Ganz andere Töne sind von Moskau zu hören. Die Russisch-Orthodoxe Kirche in der Person des Patriarchen Kyrill nimmt das Wort "Krieg" bis jetzt nicht in den Mund. Es gab bis heute keine ausdrückliche Verurteilung des "Bruderkrieges". Am 27. Februar rief Patriarch Kyrill dazu auf, Zivilopfer zu vermeiden und sprach von einem Kampf gegen die "Mächte des Bösen". Darunter müsste man die ukrainische Regierung und die Armee verstehen.

Eine Momentaufnahme macht offensichtlich, dass mit jedem Tag dieses Krieges nicht nur eine immer tiefere Kluft zwischen Ukrainern und Russen entsteht, sondern auch eine Kampflinie sich durch die Russisch-Orthodoxe Kirche abzeichnet. Der Patriarch Kyrill von Moskau steckt offensichtlich in der Zwickmühle. Er unterstützt die russische Vorgehensweise in der Ukraine. Zugleich befindet sich fast ein Drittel aller russisch-orthodoxen Gemeinden weltweit in der Ukraine, die für die Russisch-Orthodoxe Kirche zu verlieren einer Katastrophe gleichbedeutend wäre.

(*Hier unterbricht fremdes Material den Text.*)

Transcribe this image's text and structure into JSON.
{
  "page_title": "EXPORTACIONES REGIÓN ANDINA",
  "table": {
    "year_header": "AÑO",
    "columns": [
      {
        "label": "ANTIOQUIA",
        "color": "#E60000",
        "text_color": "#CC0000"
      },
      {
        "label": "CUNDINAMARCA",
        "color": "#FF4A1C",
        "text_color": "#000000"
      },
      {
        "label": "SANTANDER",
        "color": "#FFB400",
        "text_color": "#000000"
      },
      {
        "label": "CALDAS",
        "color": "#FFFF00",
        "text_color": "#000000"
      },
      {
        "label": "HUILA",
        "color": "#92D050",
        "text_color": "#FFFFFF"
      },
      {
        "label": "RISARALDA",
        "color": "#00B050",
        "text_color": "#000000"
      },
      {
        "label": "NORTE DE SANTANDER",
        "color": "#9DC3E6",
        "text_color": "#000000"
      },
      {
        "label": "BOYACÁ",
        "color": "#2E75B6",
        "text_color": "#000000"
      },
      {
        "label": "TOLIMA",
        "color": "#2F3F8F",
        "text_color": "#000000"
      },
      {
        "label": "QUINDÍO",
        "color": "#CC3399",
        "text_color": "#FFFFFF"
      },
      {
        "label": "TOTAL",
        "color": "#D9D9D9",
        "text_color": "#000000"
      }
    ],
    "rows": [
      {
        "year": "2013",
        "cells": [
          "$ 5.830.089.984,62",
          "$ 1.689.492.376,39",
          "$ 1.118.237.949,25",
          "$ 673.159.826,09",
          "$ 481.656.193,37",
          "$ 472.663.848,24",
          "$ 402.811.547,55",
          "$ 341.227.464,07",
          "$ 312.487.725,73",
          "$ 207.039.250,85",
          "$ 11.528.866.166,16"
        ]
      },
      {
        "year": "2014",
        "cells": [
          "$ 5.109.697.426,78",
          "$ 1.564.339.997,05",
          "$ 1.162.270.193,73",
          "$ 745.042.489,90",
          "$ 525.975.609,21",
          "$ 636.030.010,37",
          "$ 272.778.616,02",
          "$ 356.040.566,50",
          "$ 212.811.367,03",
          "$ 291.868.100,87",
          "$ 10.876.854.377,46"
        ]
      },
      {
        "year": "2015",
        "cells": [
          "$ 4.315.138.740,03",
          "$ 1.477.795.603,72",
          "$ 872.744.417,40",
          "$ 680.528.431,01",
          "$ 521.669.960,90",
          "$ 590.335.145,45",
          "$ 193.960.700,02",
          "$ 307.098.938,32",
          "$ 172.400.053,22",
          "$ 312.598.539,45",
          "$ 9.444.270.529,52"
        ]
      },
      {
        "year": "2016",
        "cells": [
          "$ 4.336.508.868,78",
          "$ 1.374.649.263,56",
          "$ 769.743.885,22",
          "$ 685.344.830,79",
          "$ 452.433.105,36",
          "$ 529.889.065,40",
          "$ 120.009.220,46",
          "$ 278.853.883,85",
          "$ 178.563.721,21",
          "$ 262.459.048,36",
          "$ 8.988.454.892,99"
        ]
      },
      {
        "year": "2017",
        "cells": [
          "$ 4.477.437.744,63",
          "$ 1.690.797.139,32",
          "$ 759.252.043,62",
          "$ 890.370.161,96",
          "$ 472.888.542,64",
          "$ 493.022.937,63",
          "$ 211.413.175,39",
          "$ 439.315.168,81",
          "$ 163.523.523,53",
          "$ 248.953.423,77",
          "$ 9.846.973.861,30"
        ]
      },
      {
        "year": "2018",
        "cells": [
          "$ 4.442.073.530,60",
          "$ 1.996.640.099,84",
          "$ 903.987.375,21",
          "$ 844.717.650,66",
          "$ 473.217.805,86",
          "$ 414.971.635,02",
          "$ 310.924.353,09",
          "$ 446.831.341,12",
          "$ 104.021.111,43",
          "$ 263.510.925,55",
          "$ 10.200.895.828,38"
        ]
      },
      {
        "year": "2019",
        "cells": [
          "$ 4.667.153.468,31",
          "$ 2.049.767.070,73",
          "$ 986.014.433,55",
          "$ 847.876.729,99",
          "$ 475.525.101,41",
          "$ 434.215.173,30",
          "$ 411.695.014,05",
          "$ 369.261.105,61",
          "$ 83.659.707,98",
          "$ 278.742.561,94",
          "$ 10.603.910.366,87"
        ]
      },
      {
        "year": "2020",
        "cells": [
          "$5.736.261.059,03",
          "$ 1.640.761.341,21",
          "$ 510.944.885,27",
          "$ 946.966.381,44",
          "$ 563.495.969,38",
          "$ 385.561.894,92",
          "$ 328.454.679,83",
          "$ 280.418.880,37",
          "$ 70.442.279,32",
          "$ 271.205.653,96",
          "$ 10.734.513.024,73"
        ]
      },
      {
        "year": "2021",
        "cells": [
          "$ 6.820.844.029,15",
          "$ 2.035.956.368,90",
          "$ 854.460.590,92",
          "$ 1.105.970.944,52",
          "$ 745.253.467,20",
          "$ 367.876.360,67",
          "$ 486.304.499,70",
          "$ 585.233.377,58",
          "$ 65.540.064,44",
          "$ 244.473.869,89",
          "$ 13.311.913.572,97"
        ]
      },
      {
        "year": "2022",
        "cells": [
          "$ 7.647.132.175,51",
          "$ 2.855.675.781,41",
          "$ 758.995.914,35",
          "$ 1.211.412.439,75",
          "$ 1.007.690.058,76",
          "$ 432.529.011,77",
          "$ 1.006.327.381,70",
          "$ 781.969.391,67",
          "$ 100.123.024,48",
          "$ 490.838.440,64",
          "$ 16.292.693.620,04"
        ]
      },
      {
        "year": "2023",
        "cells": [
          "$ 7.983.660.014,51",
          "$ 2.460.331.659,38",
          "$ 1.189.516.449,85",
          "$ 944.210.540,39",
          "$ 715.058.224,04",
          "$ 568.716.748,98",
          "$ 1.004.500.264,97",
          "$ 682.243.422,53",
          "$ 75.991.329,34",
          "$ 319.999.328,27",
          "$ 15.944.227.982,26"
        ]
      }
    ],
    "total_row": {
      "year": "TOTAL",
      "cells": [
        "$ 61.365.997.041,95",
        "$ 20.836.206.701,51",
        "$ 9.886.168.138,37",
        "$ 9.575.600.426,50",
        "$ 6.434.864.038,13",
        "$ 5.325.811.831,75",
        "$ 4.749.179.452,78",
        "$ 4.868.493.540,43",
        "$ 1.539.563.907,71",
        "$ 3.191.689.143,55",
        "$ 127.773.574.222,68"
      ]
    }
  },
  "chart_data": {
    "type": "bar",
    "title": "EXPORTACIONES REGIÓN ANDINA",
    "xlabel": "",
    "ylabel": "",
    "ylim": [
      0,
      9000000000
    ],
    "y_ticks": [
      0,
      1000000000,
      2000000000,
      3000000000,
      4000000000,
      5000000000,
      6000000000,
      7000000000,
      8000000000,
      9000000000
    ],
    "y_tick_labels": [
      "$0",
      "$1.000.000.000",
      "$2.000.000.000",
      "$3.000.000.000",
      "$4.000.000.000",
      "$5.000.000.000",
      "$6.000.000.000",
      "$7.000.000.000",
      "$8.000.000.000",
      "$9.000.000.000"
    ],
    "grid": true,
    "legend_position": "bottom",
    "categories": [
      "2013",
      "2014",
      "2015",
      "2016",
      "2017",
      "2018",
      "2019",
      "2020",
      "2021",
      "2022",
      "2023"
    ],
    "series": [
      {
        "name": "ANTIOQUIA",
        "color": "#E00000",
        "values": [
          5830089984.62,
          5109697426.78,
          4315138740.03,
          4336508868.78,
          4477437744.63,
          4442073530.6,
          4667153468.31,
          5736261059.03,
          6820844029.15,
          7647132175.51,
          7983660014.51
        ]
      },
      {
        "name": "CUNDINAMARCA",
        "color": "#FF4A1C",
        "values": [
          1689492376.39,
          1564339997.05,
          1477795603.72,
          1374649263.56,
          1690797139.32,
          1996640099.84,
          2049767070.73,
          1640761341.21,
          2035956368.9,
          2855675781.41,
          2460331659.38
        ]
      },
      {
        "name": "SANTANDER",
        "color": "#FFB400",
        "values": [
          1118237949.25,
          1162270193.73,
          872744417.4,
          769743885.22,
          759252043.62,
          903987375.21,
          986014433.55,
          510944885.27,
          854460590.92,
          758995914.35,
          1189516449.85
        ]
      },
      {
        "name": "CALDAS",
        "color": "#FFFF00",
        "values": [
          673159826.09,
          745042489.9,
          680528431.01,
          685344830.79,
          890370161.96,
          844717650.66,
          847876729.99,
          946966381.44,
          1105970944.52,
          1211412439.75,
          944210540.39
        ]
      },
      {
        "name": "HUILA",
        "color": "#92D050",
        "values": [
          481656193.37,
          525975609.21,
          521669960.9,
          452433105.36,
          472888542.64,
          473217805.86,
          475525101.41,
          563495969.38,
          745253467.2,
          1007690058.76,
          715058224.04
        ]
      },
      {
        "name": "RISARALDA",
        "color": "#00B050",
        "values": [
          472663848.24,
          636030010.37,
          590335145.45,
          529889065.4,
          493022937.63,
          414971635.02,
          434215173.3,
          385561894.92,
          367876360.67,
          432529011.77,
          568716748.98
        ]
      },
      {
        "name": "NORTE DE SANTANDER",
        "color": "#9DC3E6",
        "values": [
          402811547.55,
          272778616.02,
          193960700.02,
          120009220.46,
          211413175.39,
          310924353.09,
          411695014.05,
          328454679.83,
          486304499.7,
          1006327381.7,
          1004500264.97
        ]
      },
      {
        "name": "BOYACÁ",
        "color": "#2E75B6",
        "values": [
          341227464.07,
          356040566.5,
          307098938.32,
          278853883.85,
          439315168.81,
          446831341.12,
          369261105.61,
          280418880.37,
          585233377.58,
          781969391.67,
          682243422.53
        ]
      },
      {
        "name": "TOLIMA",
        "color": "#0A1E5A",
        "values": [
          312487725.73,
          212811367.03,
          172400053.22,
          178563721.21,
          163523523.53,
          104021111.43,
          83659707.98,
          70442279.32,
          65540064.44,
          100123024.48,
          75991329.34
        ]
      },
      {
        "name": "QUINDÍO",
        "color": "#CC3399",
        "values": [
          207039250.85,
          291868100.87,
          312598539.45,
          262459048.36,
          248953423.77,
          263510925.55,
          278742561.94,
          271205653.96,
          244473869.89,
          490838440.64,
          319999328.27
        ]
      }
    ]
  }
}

Dieser Teil der Russisch-Orthodoxen Kirche segnet und unterstützt jene, die von ihrem Zentrum in Moskau als "Mächte des Bösen" bezeichnet werden.

 

Orthodoxe Kirchen in der Ukraine

Rund 70 Prozent der 45 Millionen Ukrainer bekennen sich zum orthodoxen Christentum. Sie gehören allerdings zwei verschiedenen Kirchen an: der ukrainisch-orthodoxen Kirche des Moskauer Patriarchats und der autokephalen (eigenständigen) "Orthodoxen Kirche der Ukraine".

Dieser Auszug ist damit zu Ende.